Addiction is a nasty, destructive thing. This helps me: It is not my son who is bad. It is not me who is bad. It is the situation that is bad and so very, very wrong and unfair.

But it is what it is, and we have to look at it.

It's a very hard thing.

Cedar
 

recoveringenabler

Well-Known Member
Staff member
Seeking, I think you handled this episode with your son beautifully. You've been down this road many, many time, as I have. What I am very glad to hear is that this behavior is no longer a dagger in your heart, that is where YOUR healing has come in......your son continues on this path, however, you have stopped engaging with inappropriate behavior and you've stepped out of the dysfunction. That is a hard won journey........congratulations on moving out of that place. Bravo.
 

Childofmine

one day at a time
Seeking, you've been at this a long time and you have so many illuminating and instructive posts throughout this site.

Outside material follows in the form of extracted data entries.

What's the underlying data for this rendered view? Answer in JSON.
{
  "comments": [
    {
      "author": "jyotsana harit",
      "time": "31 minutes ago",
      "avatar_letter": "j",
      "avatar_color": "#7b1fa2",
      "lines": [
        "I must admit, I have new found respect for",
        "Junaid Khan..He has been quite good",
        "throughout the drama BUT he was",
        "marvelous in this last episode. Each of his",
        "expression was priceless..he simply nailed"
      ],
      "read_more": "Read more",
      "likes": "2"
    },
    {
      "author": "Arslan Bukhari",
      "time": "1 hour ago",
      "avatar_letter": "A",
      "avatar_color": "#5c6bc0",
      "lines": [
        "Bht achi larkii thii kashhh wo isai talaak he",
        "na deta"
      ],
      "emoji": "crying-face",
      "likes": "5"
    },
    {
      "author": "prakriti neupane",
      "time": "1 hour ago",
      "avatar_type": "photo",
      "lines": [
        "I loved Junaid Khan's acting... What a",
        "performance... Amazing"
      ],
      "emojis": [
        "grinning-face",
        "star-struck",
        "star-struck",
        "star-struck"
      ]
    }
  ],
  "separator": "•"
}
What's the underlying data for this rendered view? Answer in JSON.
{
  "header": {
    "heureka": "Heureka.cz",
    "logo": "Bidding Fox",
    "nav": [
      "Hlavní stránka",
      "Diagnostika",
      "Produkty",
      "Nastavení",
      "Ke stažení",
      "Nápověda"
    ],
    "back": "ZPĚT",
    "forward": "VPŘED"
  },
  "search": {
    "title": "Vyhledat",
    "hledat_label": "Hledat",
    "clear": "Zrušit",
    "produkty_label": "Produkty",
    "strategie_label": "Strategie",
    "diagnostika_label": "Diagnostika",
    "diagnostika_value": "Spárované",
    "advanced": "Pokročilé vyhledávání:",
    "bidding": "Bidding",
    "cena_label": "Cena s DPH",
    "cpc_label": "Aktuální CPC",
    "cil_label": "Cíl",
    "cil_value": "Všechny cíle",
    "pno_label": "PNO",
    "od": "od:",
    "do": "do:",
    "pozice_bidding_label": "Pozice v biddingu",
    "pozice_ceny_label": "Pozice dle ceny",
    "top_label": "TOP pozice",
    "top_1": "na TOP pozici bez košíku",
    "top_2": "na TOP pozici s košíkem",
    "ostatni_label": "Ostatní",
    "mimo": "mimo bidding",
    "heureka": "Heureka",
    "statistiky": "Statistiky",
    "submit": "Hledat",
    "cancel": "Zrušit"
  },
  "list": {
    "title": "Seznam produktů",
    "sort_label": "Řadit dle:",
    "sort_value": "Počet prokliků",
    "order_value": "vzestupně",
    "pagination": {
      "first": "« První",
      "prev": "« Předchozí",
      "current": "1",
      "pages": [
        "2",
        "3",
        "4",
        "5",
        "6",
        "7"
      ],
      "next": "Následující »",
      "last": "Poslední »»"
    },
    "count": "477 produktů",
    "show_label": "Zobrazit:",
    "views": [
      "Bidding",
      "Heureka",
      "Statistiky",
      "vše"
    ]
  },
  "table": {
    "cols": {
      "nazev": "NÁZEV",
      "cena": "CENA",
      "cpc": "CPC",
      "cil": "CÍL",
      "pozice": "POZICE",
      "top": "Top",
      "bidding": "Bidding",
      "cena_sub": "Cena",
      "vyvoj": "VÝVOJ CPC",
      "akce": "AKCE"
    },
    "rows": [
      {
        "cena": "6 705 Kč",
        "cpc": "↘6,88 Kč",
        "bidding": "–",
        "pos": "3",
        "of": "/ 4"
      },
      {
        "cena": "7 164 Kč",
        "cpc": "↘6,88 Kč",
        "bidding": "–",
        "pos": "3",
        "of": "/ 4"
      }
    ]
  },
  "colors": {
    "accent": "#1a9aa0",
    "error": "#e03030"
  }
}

Once again, you have handled things with honesty and care. Thank you for your example to all of us about how to let go of someone and what that really can look like.

When people are in the throes of their "stuff" it is unbelievable to be on the receiving end. It is not of this realm and there is utterly no way to be logical in responding.

May we all answer that unknown number and handle it as well as you did...

And you even have a sense of humor about it!
 

Childofmine

one day at a time
P.S. Stopping the money always shows what we are really dealing with. It is amazing how clear things become after we get to that point.
 

SeekingStrength

Well-Known Member
Thank you, all of you.

I forgot to mention that Difficult Child told his dad that he used an app to make it look like the phone call was from another town & state.

So, he 1.) used an app to trick us, and then 2.)took that opportunity to dredge up as many wrongs as he could work into the conversation.

That just seems wrong, somehow?!?!?! :(

Seeking, take anything that I have written as coming from that place. Forgive me if I have hurt you.

Copa, please never think that. In all the time I have been on this forum, nobody has hurt my feelings and you seem like as kind a human as can be. Each of us - in hard times, tough places, painful experiences - and everybody has been nice, even when bringing up ideas I might not agree with. What you wrote was valuable input. I couldn't even hold the thought of She does not know what the heck she is talking about! for more than a few seconds because you spoke what I would have said ten years ago. While I no longer dream of a a loving close relationship with my own Difficult Child, I AM hoping we can have some kind of civil relationship down the road.

Thanks again. I wish had the space to quote each of you, because every one of you said something like made me feel authenticated & validated & decent. (And, hey isn't this forum here to make me feel better??? because it certainly does that)

But, that would make this post way too long.